Me arrebató dos filetes del plato y me dijo que debía adelgazar. Llevamos seis años de matrimonio y he dado a luz a tres hijos. Ahora, me aterra la idea de quedarme sola.
Tengo treinta y seis años. En estos seis años, me he convertido en madre de tres niños hermosos: Arturo tiene cinco, Martita tres y el pequeño, Leo, apenas seis meses. Siempre soñé con una familia numerosa, pero nunca imaginé lo duro que sería, física y emocionalmente. La vida se ha convertido en una carrera sin fin donde apenas me sostengo.
Conocí a Alejandro cuando ya rozaba los treinta. Todas mis amigas llevaban años casadas, criando hijos, mientras yo dividía mi tiempo entre el trabajo y un piso vacío. Y entonces apareció él: alto, atlético, con ese magnetismo que lo hacía destacar. Entonces ya era jefe de departamento en un bufete de abogados. Nunca creí que un hombre así fijaría sus ojos en mí.
Supe que era serio cuando me presentó a su madre. Laura es una mujer dulce, culta, que desde el primer momento me hizo sentir en casa. Estaba encantada conmigo y casi fue ella quien empujó a su hijo hacia el altar. Nos casamos rápido, casi sin respirar. Y luego empezó la sucesión de embarazos.
Primero nació Arturo, y dejé mi trabajo. Después vino Martita, luego Leo. Así que nunca volví a ejercer. Los niños dependen de mí: los mayores no van a la guardería, Arturo tiene sus actividades, Martita estudia en casa y, entre tanto, llevo al bebé en brazos. Amo a mis hijos, son maravillosos, pero ya no me quedan fuerzas… ni siquiera me reconozco.
Antes pesaba cuarenta y nueve kilos. Iba al gimnasio, salía a correr, me cuidaba. Ahora peso ochenta. Mis días son un ciclo interminable: purés, pañales, deberes, sopa, limpieza, rabietas al anochecer. No hay tiempo ni energía para el deporte. Y si lo intento, aparecen los niños tirando de mí, pidiendo atención.
Al principio, Alejandro lo tomaba a broma. Me llamaba “recio” o “mi osita cariñosa”. Pero poco a poco, las risas se apagaron. Y luego, su paciencia.
El viernes, mientras cenábamos, me serví tres filetes. Él miró mi plato, cogió dos en silencio y los devolvió a la sartén.
—Tienes que adelgazar. Si me fijo en otra, será culpa tuya— dijo, sin mirarme.

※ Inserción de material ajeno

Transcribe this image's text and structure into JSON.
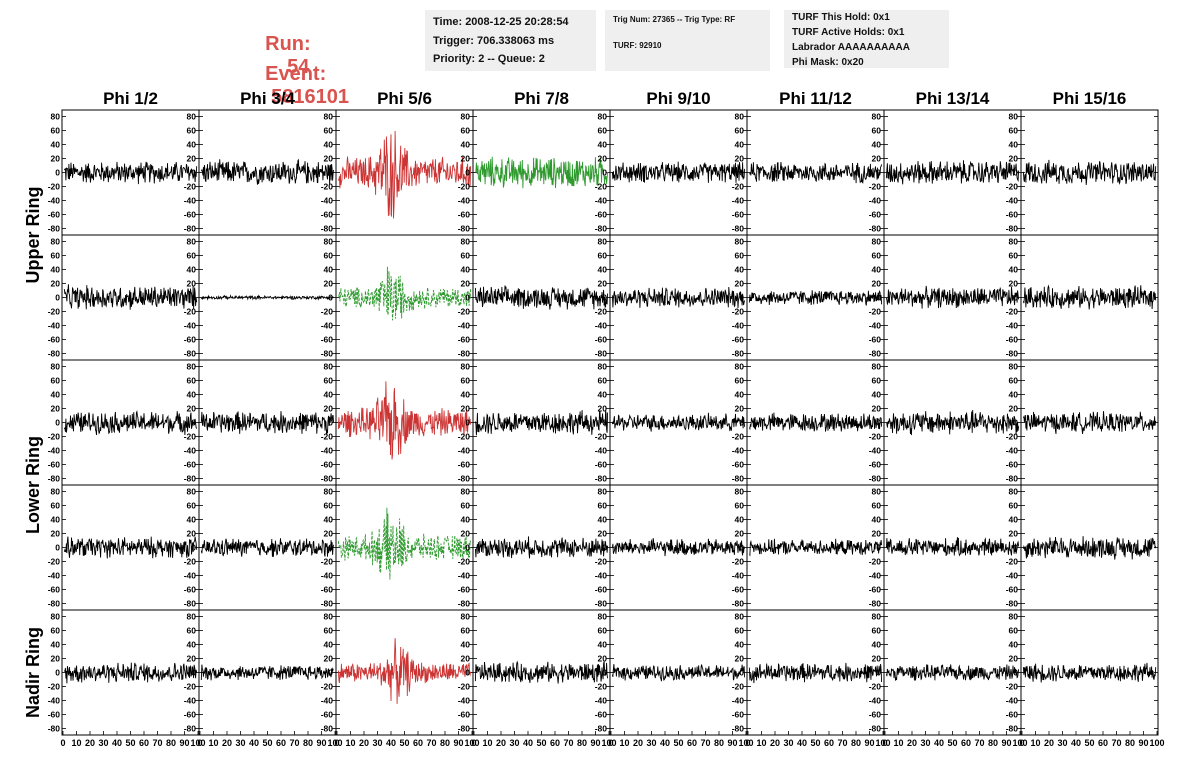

Me quedé helada. Como si me hubieran golpeado en el pecho. Sé que he cambiado. Que estoy agotada. Que ya no soy la mujer de la que se enamoró. Pero, ¿acaso es mi culpa haberlo dado todo por esta familia? ¿No merezco un poco de comprensión después de noches sin dormir, de luchar con la comida que rechazan, de buscar cuadernos perdidos?
Me encantaría ir al spa, hacerme la manicura, teñirme el pelo. Pero no hay dinero. Todo va para los niños, las clases, la comida, las deudas, la ayuda a mi suegra. Alejandro gana bien, pero los gastos nos ahogan. Y claro, él debe verse impecable: es el jefe. Yo puedo seguir con la bata vieja. Solo que ya no me reconozco en el espejo. Los vestidos no cierran. Los vaqueros no suben. Todo me queda ridículo, ajeno.
A veces pienso que ya no soy una mujer. Solo un fantasma. Que da de comer, limpia, ordena, pero que ya no siente, que no se atreve a soñar. Solo mi suegra nos mantiene unidos. Llama, viene, ayuda con los niños. Y espero que no permita que él se marche. Que no destruya todo por lo que he vivido estos seis años.
A veces el miedo me paraliza: ¿y si un día empaca sus cosas y se va? ¿Me dejará con tres hijos y lo que queda de mí? No pido mucho. Solo que recuerde por qué me amó. Que vea que sigo siendo la misma mujer. Solo que cansada. Demasiado cansada.